Clutch Problems?  Solutions by V8 Archie!

Manual transmissions are MORE FUN, but do require some maintenance and occasional replacement of parts. Most questions I hear have to do with bleeding the system or inadequate release of the clutch when the clutch pedal is engaged. The second of a three part series appears in this issue. Here are my tips on this subject!!!

Clutch Pedal Install

Anyone Can Do It!

There are other reasons you may be having clutch or shifting problems with your Fiero. However, this pedal replacement discussed here cures the MOST common cause (95%). Even if your problem is not directly related to the pedal right now, you still need at some point to replace the Aluminum pedal (original equipment) with the steel pedal (later revision).

This is going to be quite detailed and this one set of instructions is, hopefully written to cover all years of Fieros. Those with automatics may want to read this just so they can show their friends how smart they are.

Parts needed:

Pontiac PN 10066423, retail cost $ 32.75.  This part is now out of production and you’ll need to find a used one or find someone who has set aside an inventory of these pedals.  The Fiero Store has recently added this item to their product line. It is listed as item#66423 at $29.95.

Also, you may need (depending on year):

A bushing for the Banjo, a 3/8" ID X 1/2" OD with one lip. Try the hardware store; cost may be $ 1.00/each.

Note: using this bushing will prevent you from having to buy the new $ 45 Banjo the dealer is going to try to sell you.

Two 3/8" ID flat washers. Again, try the hardware store; cost may be $ .10/each.


Banjo: Connects the pedal to clutch master cylinder. Looks like this ____________O

Bushing: At the connection of the pedal and the banjo. Looks like this _l__l_ laying down. NOTE: I have found that a great source for the bushings is at you local speed shop. You can buy the Hurst Shifter Bushing Repair kit and have enough extra correct size bushings to last thru your next 5 Fieros.

Washer: At the connection of the pedal and banjo. Looks like this _____ laying down.

Pivot bolt: Long bolt on which pedals pivot. Looks like this H===========\\\\\

Pivot spring: A redundant spring that wraps around the pedal at the pivot point. This spring is not to be used on the replacement pedal.
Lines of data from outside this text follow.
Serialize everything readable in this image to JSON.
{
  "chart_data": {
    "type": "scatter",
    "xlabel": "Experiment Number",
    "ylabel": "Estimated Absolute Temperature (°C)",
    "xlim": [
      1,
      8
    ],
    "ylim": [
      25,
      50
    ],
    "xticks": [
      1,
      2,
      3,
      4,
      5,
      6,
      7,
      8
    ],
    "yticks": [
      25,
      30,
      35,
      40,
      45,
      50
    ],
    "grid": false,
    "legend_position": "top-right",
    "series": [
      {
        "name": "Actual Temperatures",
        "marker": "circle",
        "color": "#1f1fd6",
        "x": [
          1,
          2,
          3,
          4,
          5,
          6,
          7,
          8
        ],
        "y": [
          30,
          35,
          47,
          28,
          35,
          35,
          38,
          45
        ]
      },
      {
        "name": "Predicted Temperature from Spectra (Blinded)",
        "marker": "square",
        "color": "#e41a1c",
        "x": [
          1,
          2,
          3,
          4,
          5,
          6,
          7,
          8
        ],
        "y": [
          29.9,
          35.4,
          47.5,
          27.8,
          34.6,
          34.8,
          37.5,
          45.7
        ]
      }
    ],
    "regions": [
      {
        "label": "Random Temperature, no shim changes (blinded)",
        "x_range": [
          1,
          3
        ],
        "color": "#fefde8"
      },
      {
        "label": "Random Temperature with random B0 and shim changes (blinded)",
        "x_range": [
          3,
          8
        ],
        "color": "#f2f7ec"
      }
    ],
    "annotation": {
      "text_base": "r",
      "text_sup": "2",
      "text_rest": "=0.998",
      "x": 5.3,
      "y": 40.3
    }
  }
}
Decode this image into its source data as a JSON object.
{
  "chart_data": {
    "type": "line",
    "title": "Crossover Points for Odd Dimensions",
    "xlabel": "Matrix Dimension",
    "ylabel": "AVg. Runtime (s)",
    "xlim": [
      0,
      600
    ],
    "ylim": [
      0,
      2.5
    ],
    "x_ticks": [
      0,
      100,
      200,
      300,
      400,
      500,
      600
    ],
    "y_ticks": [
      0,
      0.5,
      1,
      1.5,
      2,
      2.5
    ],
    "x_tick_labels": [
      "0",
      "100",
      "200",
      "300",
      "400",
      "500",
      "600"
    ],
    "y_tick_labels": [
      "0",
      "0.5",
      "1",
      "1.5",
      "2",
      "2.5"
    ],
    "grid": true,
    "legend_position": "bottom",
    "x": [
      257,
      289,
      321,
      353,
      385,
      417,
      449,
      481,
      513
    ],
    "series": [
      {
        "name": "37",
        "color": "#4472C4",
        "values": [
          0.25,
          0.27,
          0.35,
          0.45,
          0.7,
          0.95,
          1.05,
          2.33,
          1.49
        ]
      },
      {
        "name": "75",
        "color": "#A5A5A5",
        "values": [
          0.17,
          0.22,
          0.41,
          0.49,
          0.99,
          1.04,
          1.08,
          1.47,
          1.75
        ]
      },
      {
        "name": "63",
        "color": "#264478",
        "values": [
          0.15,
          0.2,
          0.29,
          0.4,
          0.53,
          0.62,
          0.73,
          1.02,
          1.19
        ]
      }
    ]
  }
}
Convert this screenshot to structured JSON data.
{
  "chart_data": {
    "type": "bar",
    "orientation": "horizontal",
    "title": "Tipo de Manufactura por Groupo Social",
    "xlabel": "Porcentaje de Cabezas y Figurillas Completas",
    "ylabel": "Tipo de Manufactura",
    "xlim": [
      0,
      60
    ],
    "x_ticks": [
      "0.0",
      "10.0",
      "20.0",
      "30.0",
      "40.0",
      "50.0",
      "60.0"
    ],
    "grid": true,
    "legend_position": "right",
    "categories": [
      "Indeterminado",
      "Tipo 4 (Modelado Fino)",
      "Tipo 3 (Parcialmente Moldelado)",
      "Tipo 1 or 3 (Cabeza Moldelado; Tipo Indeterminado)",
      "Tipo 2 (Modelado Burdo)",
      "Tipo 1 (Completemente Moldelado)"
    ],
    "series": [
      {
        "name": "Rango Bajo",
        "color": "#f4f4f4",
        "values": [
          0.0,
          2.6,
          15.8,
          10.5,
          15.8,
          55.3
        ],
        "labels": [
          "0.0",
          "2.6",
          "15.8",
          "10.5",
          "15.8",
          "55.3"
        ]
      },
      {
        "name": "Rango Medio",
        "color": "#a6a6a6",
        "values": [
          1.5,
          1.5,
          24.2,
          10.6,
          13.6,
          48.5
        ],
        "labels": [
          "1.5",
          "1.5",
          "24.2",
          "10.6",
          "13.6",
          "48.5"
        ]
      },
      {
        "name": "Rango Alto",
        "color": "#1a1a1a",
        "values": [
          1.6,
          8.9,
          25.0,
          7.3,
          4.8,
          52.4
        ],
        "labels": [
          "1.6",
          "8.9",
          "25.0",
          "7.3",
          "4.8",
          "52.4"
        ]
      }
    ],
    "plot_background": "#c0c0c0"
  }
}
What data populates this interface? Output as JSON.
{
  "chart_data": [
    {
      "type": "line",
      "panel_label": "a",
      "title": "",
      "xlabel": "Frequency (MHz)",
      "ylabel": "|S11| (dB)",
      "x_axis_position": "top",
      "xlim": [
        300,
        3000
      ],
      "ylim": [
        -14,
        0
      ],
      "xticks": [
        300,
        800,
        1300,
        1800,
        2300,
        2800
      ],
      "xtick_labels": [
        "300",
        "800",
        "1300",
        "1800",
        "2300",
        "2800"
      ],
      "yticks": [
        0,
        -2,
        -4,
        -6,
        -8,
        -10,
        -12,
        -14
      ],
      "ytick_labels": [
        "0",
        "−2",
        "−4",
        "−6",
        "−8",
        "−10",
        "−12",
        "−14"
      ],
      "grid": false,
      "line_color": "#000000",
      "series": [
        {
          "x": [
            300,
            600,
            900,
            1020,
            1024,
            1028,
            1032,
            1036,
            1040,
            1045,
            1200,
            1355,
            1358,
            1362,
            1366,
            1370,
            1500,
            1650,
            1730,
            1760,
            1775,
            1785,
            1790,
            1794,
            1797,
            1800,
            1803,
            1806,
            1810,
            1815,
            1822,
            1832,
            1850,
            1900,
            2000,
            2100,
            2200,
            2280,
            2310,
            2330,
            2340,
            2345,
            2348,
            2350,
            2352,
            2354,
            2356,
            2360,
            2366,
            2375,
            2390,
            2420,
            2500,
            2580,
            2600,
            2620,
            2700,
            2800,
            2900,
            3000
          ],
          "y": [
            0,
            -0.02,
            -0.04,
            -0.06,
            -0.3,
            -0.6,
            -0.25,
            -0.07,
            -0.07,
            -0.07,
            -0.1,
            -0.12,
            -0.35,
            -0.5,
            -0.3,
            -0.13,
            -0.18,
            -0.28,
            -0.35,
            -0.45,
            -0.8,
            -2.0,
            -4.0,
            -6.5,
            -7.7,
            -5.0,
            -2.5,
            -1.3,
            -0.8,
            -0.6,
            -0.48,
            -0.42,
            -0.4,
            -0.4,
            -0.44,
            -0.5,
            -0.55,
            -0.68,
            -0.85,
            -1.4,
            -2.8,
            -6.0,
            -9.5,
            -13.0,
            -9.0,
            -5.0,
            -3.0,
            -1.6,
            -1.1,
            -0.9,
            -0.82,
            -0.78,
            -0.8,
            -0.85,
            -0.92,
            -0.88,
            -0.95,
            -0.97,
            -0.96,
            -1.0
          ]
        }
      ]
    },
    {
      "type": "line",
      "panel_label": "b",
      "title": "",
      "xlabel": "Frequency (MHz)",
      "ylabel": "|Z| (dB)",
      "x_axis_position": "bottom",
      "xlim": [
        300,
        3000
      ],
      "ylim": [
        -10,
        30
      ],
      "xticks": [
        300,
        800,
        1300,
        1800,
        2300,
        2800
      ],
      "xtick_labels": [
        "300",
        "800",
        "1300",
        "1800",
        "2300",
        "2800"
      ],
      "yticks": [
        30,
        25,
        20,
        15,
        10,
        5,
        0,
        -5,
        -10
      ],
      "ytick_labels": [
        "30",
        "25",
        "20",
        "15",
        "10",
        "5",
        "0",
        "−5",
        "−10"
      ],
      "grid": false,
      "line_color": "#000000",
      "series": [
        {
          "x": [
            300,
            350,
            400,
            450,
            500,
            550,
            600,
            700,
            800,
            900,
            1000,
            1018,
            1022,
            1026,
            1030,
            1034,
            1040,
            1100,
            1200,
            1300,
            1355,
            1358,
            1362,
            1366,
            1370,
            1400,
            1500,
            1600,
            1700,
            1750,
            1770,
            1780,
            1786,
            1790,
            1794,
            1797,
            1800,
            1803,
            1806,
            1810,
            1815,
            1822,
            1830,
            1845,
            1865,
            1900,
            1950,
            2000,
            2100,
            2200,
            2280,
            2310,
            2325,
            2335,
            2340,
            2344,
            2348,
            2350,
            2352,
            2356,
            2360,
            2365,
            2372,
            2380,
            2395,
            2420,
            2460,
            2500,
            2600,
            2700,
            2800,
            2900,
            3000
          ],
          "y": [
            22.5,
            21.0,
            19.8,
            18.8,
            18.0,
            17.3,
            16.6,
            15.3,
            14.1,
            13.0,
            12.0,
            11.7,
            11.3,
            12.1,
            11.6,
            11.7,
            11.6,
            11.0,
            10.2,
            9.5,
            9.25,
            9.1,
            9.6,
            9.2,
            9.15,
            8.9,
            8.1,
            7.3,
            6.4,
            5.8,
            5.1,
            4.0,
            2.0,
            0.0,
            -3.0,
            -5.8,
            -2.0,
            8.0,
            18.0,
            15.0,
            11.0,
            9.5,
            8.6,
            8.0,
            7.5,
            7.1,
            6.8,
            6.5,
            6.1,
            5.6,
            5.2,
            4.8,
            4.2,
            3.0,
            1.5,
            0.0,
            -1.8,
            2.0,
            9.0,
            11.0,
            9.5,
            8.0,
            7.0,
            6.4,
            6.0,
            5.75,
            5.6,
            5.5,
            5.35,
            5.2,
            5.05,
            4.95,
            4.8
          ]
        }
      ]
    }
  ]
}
To replace the pedal you will need the following tools: 13mm socket, 15mm socket, socket ratchet, short 3” to 4” socket extension, needle nose pliers, 15mm open end wrench, and a drop cord or other light.

Working position: Prone, lying on back, push seat back all the way or removed, kick off shoes put feet on seat back, take tools & light with you.

Once in position:
1) Remove retaining clip holding banjo to the pedal and slide banjo off pedal.
2) Disconnect the cruise control switch from the pedal, if any.
3) With 15 mm tools remove nut from pivot bolt.
4) Slide pivot bolt out about half of its length and far enough to disengage the clutch pedal, but not the brake pedal.
5) This step will save you a lot of work. Way up inside there on the driver’s side of the assembly, you will see a "U" shaped bracket. (approximately 1" wide strap steel looking thing) it is held onto the assembly by 2 - 13mm bolts. To make this an easy job unscrew those 2 bolts 6 or 8 turns, DO NOT REMOVE THEM, they are real hard to get back in.
6) To remove pedal from the car work it/pull it down. You will encounter some resistance to this action caused by the pivot spring. Cut/pull/bend that spring, just get it out of there. Trust me the spring is a throw away. This position is supported by a 1986 service bulletin issued when the new, replacement pedals came out.

7) Once you have the pedal in your hand, you can get out of the car.
8) Transfer the greasy pivot pin and 2 plastic bushings from the old pedal to the new one. A little dab of grease can be used on it if necessary.
9) You will notice that when comparing the new and old pedals that the pins on the pedals where the banjo attaches to it are different sizes (in most cases).
10) You will also notice that the banjo (which is still in the car) has a large 5/8" hole in it. In some cases it has a bushing in it that sizes it down to 3/8".
11) The goal is to assure through the use of bushings that the OD of the pin on the pedal and the ID of the banjo hole are the same size. YOU DO NOT WANT ANY PLAY HERE.
12) Re-install the new pedal in the reverse order as removal with the exception of reinstalling the banjo onto the pedal,  (see#13).
13) Re-install the banjo to the pedal making sure that the banjo loop (hole) is facing in the UP position like it is in the banjo illustration above.
14) Now the only thing left to do is very important also. Assure that there is no left/right movement of the banjo on the pedal pin. Use flat washers to keep that movement to a minimum.

You are now done!

ONE FINAL NOTE: Some people have the same aluminum pedal symptoms, but have a steel pedal. I have seen one case where the steel pedal had a similar problem and when replaced with a new steel pedal the problem was cured.

LAST FINAL NOTE: Some factory built '87 & '88 Fieros were miss-assembled and the banjo was put onto the pedal upside down. Make sure your banjo is mounted as described in #13 above with the end loop facing upward!